Don’t believe me: Check out the cornbread ratio on the box. It calls for roughly twice as much flour as corn meal, which is almost exactly the proper ratio inverted. They also call for as much as four teaspoons of baking powder, which - if followed - would produce that obscenely fluffy texture that is contrary to the very nature of cornbread and a violation of a major tenet in the art - that cornbread should be flat and course. And, of course, the box also calls for sugar, which is simply an abomination.
Now, Sunday evening I made cornbread. Sadly, the corn meal was yellow, so I had to carry on as best I could.
The end result wasn’t half bad, though.
And then Ron did something that I could not have anticipated: He poured honey over the cornbread, even as I was slathering the butter on my chunk of corn bread.

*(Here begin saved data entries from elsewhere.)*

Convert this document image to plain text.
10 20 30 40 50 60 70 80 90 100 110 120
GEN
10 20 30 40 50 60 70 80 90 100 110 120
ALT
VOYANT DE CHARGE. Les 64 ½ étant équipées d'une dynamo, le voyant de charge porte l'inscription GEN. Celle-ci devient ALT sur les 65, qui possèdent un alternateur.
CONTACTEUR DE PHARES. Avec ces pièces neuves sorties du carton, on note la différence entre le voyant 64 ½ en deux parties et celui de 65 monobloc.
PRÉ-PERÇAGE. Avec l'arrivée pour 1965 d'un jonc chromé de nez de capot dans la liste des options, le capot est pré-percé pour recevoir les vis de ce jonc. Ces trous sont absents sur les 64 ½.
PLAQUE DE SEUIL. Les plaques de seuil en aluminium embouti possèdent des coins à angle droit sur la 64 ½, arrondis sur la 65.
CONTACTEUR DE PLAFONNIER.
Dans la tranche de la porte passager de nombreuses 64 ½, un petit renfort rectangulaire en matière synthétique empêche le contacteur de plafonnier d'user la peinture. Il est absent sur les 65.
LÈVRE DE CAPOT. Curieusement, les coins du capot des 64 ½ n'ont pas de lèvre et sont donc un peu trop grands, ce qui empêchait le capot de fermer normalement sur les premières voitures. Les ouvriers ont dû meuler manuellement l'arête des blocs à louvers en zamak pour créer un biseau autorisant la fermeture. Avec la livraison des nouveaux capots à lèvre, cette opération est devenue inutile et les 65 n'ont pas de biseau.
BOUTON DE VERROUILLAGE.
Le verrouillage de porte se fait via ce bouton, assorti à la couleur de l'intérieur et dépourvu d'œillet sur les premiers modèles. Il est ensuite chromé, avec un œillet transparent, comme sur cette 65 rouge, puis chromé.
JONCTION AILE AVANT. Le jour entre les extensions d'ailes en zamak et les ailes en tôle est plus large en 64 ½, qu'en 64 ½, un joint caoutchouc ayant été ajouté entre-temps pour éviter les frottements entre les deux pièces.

Of course, I was too polite to make a scene, but it did remind me of a passage in Harper Lee’s “To Kill A Mockingbird.’’ In that seen one of the Ewell children had been invited to eat lunch with Jem and Scout. The visitor, being of a disadvantaged background and horrible manners, asked the maid for some molasses and drenched everything on his plate - meat, vegetables, bread - with molasses.
When Scout protested, the maid sternly told her to be quiet.
As I watched Ron drizzle honey over perfectly good cornbread, I suppressed my impulse to speak out.
Now, Ron is a fine, intelligent man.
But there are some gaps in his education.
Put honey on your cornbread?
Southern mamas would be aghast.
But I cut Ron and Joanie some slack.
They grew up Yankee. They just don’t know no better.